The General Manager of the Empress Chiangmai
Hotel and Convention Centre is Kanog Suvannavisutr. He is a man
who started his working life thinking of being an engineer, but
then diverted into the hospitality industry, eventually ending
up applying engineering concepts to his hotel work.
Kanog was born in Bangkok, the only son in a
military family. The military presence was on both his father
and mother’s side, with his father retiring with the rank of
General, but the military life did not interest the young Kanog.
He wanted to be an engineer.
He did not go to university, but instead, as
soon as his secondary schooling was completed, went to work at
the Mercedes Benz assembly plant in Thonburi for one year. To
progress towards his engineering dream he then went to Germany,
initially to learn German, so that he could work his way up
through the ranks of the German automaker.
After a year in the language school he took
stock of his position.
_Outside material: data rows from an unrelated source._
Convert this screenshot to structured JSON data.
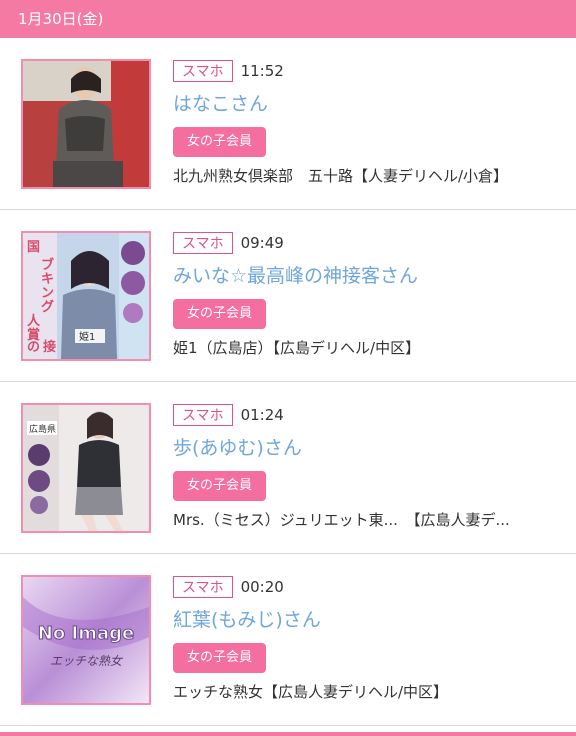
{
  "date_header": "1月30日(金)",
  "entries": [
    {
      "device": "スマホ",
      "time": "11:52",
      "name": "はなこさん",
      "badge": "女の子会員",
      "shop": "北九州熟女倶楽部　五十路【人妻デリヘル/小倉】"
    },
    {
      "device": "スマホ",
      "time": "09:49",
      "name": "みいな☆最高峰の神接客さん",
      "badge": "女の子会員",
      "shop": "姫1（広島店）【広島デリヘル/中区】",
      "thumb_text": [
        "国",
        "ブ",
        "キ",
        "ン",
        "グ",
        "人",
        "賞",
        "の",
        "接"
      ],
      "thumb_tag": "姫1"
    },
    {
      "device": "スマホ",
      "time": "01:24",
      "name": "歩(あゆむ)さん",
      "badge": "女の子会員",
      "shop": "Mrs.（ミセス）ジュリエット東...　【広島人妻デ...",
      "thumb_tag": "広島県"
    },
    {
      "device": "スマホ",
      "time": "00:20",
      "name": "紅葉(もみじ)さん",
      "badge": "女の子会員",
      "shop": "エッチな熟女【広島人妻デリヘル/中区】",
      "thumb_title": "No Image",
      "thumb_sub": "エッチな熟女"
    }
  ],
  "colors": {
    "accent": "#f47aa4",
    "link": "#6fa6de",
    "badge": "#f46e9f"
  }
}
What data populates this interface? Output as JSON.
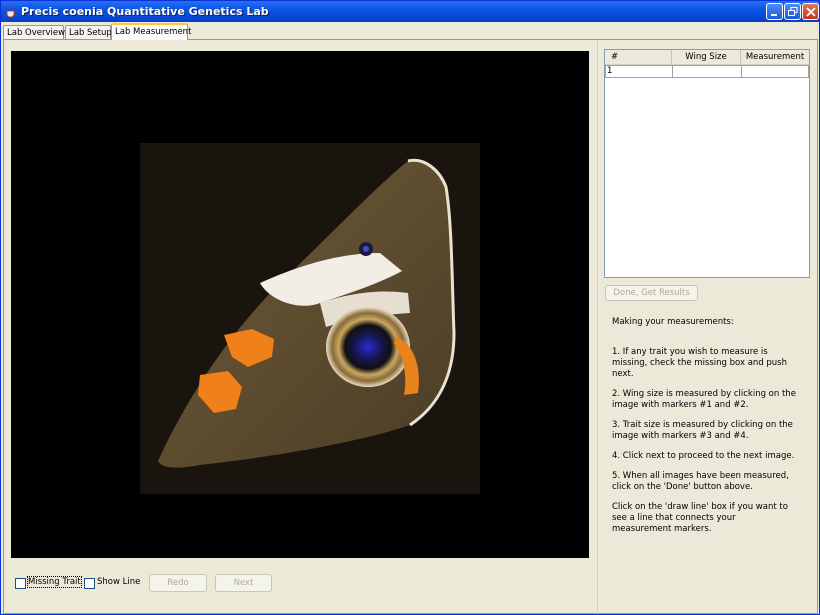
{
  "window": {
    "title": "Precis coenia Quantitative Genetics Lab"
  },
  "tabs": [
    {
      "label": "Lab Overview"
    },
    {
      "label": "Lab Setup"
    },
    {
      "label": "Lab Measurement",
      "active": true
    }
  ],
  "bottom_bar": {
    "missing_trait_label": "Missing Trait",
    "missing_trait_checked": false,
    "show_line_label": "Show Line",
    "show_line_checked": false,
    "redo_label": "Redo",
    "next_label": "Next"
  },
  "table": {
    "columns": [
      "#",
      "Wing Size",
      "Measurement"
    ],
    "rows": [
      {
        "num": "1",
        "wing_size": "",
        "measurement": ""
      }
    ]
  },
  "done_button_label": "Done, Get Results",
  "instructions": [
    "Making your measurements:",
    "1. If any trait you wish to measure is missing, check the missing box and push next.",
    "2. Wing size is measured by clicking on the image with markers #1 and #2.",
    "3. Trait size is measured by clicking on the image with markers #3 and #4.",
    "4. Click next to proceed to the next image.",
    "5. When all images have been measured, click on the 'Done' button above.",
    "Click on the 'draw line' box if you want to see a line that connects your measurement markers."
  ],
  "icons": {
    "app": "java-cup-icon",
    "minimize": "minimize-icon",
    "maximize": "restore-icon",
    "close": "close-icon"
  },
  "colors": {
    "titlebar": "#0a55e6",
    "tab_highlight": "#ffc83c",
    "image_background": "#000000",
    "close_button": "#c2351a"
  }
}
To become proficient in German he would
have to do another year of study, then to qualify as being a
suitable candidate for engineering he would have to do another
two years to complete High School in Germany, then he would have
to do another four years in the auto plant. This was all adding
up to be too long for Kanog, but there was another direction he
could move towards. Next door to the language school was a hotel
training school and this kick-started his interest in the
hospitality industry. “By then I had already made up my mind
that I wanted to work in this (hospitality) business.”
To join the hotel training school he needed a
recommendation from a hotel or restaurant, so he moved to
Salzburg and worked in a small hotel there for 12 months, to
gain the necessary experience and then commenced his training in
the school, which took up the next two years of his life.
After graduation his first job was as a
waiter at a famous restaurant called the Eagle’s Nest, a
restaurant that had originally been a present from Goering to
Hitler. “It was the most impressive place I had ever worked
in.” Apparently you had to be careful not to drive off the
road on the way there, as there were still live booby traps!
By now, away from Thailand for five years, he
wanted to return, and his father arranged an interview with the
President Hotel in Bangkok. He got the job and worked there,
running the restaurant for two and a half years.
But young Kanog had other ideas. “Chiang
Mai was the town of my dreams. The Rose of the North, it had
good weather and beautiful girls, and I was still in my
twenties!” He was offered the post as the F&B (Food and
Beverage) manager for the Rincome Hotel. “I accepted right
away.”
To succeed in the hotel business you have to
be prepared to travel around, and after a couple of years he had
to return to Bangkok to rise up the ladder. After that it was
down to Pattaya, to the Siam Bayshore, where he first became
involved in the building of a hotel. “I enjoyed it, setting up
the F&B department, recruiting, training and then
opening.” It was after this stint of duty that he decided that
he would get more involved in the actual building of hotels.
This brought him back to Bangkok where he was
part of the team building the kitchen department in the new
tower block of the Ambassador. With that up and running, he then
rejoined the President Hotel, where he had started work twelve
years previously, but then succumbed to an offer to become the
project manager for a new hotel in Phuket, starting right at
ground level and building the entire hotel. This took three and
a half years, but after it was completed and opened he returned
to his Rose of the North, Chiang Mai.
By this stage he was able to command the
position of General Manager, but after six years with the Chiang
Mai Orchid he was approached by the owner of the Empress to
become involved with the building of that hotel. This
involvement was from two years before the opening and has
stretched to the present day, fifteen years later.
The involvement with hotel building did not
stop, as the Empress group has built two more hotels in Chiang
Mai and another in Bangkok, and each time Kanog has combined his
duties as the General Manager of the Chiang Mai Empress as well
as being the project consultant for the new ones. He has
accumulated enough frequent flyer points between here and
Bangkok to go round the world several times!
Undoubtedly he has been a success, even
though he was typically very modest about this. He did say,
however, “I’ve never failed in anything I have done.” But
this was not said in a boastful way. He was also the founding
president of the Thai Hotels Association, Northern Chapter. His
only real regret in life was not going to university after
school, but says that he spent most of his life learning
practical skills, rather than just theory.
As a hobby, he loves gardening and growing
greenery, and his hotel is just filled with flowers. This is
partly through the hotel’s participation with the Royal
Project for the Hill Tribe people, encouraging them to grow
flowers for sale. Kanog admitted that the flower bill for the
hotel was more than 100,000 baht every month.
He is now very much at home in Chiang Mai.
“I’m happy being the GM at age 55 and running three
properties. I still like Chiang Mai and I have settled here.
I’ve become a Chiang Mai man.”
So the Bangkok boy who wanted to be an engineer ended up as a
successful hotelier in Chiang Mai, and is still loving it!